Defending homes increases risk
“Structure protection further complicates any assessment of what is safe enough or aggressive enough,” wrote the investigators. These risks increase as people build homes in the wildland-urban interface, where they may be far from roads and resources but near forests and other potential sources of ignition.
These residents have a responsibility to create a fire-safe buffer around their homes, rather than expecting that firefighters will try to save them, wrote the investigators.
“Many people and communities who make their homes and livelihoods in inherently fire-prone areas have not committed to actions that would protect their values when a wildfire inevitably comes. We must work toward educating communities and taking action to develop more fire-resistant landscapes,” they wrote.
“Many questions after the tragedy at Twisp River revolve around what private owners expect in terms of structure protection. What should they expect? What can be reasonably provided, and who is best able to provide it? Although our fire managers are ingrained with the order to ‘fight fire aggressively, having provided for safety first,’ we still need to improve our understanding about the need to protect structures as compared to the risk of human life,” they wrote.

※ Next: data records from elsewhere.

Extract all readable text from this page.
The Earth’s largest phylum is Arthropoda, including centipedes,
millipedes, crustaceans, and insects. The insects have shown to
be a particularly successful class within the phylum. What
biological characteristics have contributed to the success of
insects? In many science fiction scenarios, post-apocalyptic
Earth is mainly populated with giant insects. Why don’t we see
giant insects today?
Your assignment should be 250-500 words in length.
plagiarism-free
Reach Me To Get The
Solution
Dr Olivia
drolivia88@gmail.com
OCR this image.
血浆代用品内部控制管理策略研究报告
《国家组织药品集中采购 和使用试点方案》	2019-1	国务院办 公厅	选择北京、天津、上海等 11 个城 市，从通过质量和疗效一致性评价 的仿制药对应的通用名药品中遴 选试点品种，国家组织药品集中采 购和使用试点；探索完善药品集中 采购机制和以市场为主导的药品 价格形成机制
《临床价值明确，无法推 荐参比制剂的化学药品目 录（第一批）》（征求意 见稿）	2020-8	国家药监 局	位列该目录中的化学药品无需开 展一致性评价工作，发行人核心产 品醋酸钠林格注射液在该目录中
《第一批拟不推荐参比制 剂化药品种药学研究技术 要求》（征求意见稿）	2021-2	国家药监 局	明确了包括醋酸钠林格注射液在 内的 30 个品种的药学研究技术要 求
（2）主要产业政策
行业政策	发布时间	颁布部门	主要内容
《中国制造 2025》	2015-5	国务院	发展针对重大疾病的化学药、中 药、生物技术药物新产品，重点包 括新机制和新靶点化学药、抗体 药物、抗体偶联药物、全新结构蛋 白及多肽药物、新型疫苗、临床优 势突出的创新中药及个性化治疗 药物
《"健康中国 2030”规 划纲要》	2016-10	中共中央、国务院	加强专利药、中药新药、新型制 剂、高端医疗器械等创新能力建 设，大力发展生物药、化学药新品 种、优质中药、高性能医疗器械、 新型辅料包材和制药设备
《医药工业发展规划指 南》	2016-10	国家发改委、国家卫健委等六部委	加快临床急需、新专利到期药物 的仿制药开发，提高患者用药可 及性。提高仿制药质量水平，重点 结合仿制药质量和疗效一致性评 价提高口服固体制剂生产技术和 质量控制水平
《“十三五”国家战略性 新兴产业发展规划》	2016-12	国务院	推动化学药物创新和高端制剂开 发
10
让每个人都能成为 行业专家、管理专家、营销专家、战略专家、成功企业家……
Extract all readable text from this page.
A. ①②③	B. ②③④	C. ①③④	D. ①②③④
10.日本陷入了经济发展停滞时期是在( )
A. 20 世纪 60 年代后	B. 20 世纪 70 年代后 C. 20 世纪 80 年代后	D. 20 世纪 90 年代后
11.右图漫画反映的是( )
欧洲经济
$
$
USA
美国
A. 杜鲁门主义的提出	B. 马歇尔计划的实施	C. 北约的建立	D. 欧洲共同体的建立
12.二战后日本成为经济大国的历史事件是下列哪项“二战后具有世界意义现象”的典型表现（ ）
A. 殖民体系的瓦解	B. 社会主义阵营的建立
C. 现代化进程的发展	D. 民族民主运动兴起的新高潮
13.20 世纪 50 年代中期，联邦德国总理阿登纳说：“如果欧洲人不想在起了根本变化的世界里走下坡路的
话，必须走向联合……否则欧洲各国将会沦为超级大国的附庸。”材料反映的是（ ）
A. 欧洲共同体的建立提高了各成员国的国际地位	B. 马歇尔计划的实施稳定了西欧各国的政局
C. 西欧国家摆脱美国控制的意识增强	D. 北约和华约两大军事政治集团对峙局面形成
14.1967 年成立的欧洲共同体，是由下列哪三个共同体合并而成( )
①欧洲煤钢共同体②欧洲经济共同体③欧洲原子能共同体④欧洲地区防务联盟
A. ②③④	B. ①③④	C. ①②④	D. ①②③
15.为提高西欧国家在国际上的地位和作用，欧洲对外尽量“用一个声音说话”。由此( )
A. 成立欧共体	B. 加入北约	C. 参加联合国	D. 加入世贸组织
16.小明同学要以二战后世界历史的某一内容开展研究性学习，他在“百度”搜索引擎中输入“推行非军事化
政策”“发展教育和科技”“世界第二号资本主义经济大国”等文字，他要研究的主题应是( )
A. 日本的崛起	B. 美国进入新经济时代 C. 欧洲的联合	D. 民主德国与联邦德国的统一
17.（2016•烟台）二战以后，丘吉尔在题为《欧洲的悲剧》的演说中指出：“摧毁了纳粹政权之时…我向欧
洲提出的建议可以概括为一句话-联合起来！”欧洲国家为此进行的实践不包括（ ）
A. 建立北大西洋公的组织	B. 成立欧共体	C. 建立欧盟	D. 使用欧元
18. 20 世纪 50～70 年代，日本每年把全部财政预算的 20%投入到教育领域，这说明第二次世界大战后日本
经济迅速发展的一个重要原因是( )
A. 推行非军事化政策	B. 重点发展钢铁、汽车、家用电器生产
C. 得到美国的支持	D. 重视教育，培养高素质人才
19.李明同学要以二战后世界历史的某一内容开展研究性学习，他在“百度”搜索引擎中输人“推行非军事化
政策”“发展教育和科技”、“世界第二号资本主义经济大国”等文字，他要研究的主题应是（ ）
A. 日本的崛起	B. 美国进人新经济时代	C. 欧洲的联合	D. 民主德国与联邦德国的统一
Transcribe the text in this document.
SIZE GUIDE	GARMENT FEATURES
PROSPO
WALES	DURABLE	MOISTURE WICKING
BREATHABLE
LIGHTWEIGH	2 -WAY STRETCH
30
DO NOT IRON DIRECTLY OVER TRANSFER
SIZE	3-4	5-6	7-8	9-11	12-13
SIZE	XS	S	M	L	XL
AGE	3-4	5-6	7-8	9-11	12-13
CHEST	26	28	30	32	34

The learning review lists 10 recommendations for a safety action plan, including better communication between agencies, increased use of technology, consistent standards for driver training, and danger-zone assessment tools. They also encouraged wildland firefighters to adopt the system used in structure firefighting, including dedicated safety officers who map zones that shouldn’t be entered. There should also be a crew in reserve “waiting to save anyone who needs assistance,” the investigators said.
“It is likely that this is not the first but is hopefully the last time that a crew may have to negotiate a road in limited visibility. We have an opportunity to learn from their innovation. But more importantly this reinforces the need to not allow fire personnel to accept the risk of being on dead-end roads when there is a high potential for fire to cut off egress. We need to reinforce through training and protocols the need to recognize these situations, how to mitigate the risk, and then to know when to not engage,” they wrote.
The reports are available at www.wildfirelessons.net/viewdocument/twisp-river-fire-ent.